In support of the 40th-anniversary edition of The Raincoats, the band will again be gathering their guitars and hitting the road for a string of dates including this year’s Le Guess Who? festival in Utrecht. No strangers to The Netherlands, the pair begin to reminisce of their former Euro dates on the seventies circuit. Birch begins, “We played Amsterdam, Rotterdam, and Eindhoven.” da Silva adds, “Oh yes, I still remember that one. It was really fun because we would go there and they gave us chilli”. Birch continues, “We had such nice times there because people were so generous and made us feel so welcome.”

It’s an event that I reason feels well suited to the band with its commitment to curating eclectic and innovative sounds, with artists like space disco icon, Asha Puthli sidling up alongside producer and musician Cate Le Bon. Le Bon, I explain, is often collecting Raincoats references in her reviews, evident in her inventive pop melodies and post-punk takeoff combos. Something da Silva still finds surprising.

"Recently when I went to dinner with Angel Olsen, she mentioned that Mark Ronson said ‘Hello’. I just thought ‘Does he even know we exist?’" - Ana da Silva

“We never really knew who is a fan of our music until suddenly we hear. You think they don’t even know you exist. I always think people think of us as some little quirky band.” Birch interjects, “We are a little quirky band!” for da Silva to quickly retaliate, “ I know but sometimes I think we’re a bit bigger than little.”

She continues, “When we played one of the gigs in Brooklyn, Carrie Brownstein was there. I saw her, I recognised her face and she recognised me but I didn’t go to speak to her and she didn’t speak to me. I thought she was there just to see Viv Albertine! You’re a bit like that as well, aren't you?” she questions, bringing Birch back into the conversation.

“Yeah, I remember I was at some opening thing at The Serpentine and Paul Cook, the drummer from The Sex Pistols, waved and smiled and I kind of looked round to see who he was waving to and then realised ‘Oh, it is me’. Ana begins another anecdote, “Joe Strummer one time at a gig was all like ‘Hey, Raincoats!’...” although Birch is quick to correct her. “No, he was walking across the street…and we were like ‘Oh you mean these Raincoats!?’”

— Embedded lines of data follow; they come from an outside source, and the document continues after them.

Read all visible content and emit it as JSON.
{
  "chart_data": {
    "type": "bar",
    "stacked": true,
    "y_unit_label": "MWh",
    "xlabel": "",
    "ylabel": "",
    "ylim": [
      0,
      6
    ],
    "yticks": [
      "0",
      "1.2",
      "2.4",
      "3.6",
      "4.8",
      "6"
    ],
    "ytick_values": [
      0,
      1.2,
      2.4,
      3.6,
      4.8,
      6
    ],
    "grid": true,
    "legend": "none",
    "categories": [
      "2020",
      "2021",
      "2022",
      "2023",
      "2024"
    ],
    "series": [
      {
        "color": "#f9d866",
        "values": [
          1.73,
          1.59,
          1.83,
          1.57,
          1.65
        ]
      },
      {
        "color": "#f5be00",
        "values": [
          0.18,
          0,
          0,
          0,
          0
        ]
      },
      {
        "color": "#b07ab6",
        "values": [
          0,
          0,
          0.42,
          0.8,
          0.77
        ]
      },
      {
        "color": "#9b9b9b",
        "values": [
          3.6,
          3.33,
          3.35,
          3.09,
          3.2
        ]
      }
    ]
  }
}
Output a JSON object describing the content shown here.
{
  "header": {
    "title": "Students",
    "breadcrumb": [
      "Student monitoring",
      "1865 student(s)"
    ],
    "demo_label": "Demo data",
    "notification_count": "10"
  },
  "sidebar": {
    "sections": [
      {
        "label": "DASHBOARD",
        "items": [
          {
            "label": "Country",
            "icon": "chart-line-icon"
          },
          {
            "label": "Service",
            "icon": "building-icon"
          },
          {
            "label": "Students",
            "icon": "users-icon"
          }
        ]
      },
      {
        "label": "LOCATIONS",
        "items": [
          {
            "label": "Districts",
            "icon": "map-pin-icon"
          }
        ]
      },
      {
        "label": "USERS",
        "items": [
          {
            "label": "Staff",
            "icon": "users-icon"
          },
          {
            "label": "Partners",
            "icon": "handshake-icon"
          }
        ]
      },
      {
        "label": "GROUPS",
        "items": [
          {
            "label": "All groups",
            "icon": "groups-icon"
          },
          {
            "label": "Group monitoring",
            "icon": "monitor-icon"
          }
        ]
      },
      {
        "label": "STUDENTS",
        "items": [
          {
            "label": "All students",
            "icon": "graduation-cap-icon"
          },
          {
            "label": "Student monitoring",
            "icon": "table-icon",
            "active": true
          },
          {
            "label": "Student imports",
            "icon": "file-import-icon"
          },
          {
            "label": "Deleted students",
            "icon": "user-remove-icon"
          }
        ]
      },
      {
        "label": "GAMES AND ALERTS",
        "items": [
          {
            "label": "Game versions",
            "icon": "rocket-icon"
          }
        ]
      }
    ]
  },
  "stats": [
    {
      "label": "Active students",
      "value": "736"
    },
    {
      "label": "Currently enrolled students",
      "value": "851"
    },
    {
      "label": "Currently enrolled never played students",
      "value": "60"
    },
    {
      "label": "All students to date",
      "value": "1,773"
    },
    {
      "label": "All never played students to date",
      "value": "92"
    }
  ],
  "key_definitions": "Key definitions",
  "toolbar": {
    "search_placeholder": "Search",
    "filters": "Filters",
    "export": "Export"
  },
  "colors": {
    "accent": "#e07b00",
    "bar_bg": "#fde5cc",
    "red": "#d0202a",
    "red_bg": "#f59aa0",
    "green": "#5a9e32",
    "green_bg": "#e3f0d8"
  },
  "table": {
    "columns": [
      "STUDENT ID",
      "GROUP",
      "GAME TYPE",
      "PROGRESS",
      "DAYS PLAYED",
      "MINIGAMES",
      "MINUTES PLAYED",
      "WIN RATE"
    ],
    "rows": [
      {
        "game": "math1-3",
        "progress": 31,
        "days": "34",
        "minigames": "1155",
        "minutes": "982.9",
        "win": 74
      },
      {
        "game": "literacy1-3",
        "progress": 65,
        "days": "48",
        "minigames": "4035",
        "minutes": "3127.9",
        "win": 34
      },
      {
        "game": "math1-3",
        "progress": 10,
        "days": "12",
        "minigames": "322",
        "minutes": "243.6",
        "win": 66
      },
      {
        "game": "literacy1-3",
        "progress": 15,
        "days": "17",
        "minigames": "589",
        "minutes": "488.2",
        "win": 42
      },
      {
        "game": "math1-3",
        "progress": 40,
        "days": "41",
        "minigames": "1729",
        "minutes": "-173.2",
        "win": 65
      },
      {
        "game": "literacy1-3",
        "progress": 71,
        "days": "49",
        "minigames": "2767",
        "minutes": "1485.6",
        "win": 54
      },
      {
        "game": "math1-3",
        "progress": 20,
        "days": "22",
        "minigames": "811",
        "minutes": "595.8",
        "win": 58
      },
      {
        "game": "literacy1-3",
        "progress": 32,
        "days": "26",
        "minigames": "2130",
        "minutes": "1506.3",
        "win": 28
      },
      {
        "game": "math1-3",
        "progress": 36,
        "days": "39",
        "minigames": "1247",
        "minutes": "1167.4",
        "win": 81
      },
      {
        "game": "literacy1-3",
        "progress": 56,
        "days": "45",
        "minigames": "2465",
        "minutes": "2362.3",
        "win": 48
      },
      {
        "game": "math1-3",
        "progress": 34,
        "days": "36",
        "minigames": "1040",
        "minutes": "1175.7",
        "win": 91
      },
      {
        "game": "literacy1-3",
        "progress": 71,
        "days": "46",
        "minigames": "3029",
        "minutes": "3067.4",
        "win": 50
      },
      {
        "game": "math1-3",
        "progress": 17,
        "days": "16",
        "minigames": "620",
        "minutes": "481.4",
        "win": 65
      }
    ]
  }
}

And it’s not just old punk legends sending their regards, even high-flying, sapiosexual producers want a look in. “Recently when I went to dinner with Angel Olsen, she mentioned that Mark Ronson said ‘Hello’”, da Silva tells me. “I just thought ‘Does he even know we exist?’ So, of course, I said ‘Oh, say hello to him too’.” During da Silva’s story, Birch has been flicking through her Spotify account in an attempt to find Cate Le Bon only to be thwarted by the spelling. Finally, she lands on it and we spend some time zoning out to Reward.

As the soothing horns of ‘Miami’ breeze through the tinny phone speaker, I cast an eye over the colourful Portuguese ceramics that line the two shelves directly opposite. The sides of the same shelves have been lined with tiny lanterns and a big watermelon shaped lamp sits on the dining room table. Outside, all you can see are the green tops of the trees swaying gently in the wind and there’s a certain feeling of calm. This whole encounter could easily be just two old friends catching up over tea and cake.

Birch breaks the silence, in a late response to da Silva’s earlier estimation of their fame and The Netherlands’ response to the band. “You know, we were little nobodies from nowhere but we felt like they really cared about us.” That’s the thing about The Raincoats. They’ve weathered the elements for over four decades and warmed a place in so many people’s hearts. Elusive in one sense and yet completely at home.

The Raincoats play Le Guess Who? festival in Utrecht, Thursday 7 - Sunday 11 November. The Raincoats 40th-anniversary edition is out now on We ThRee Records.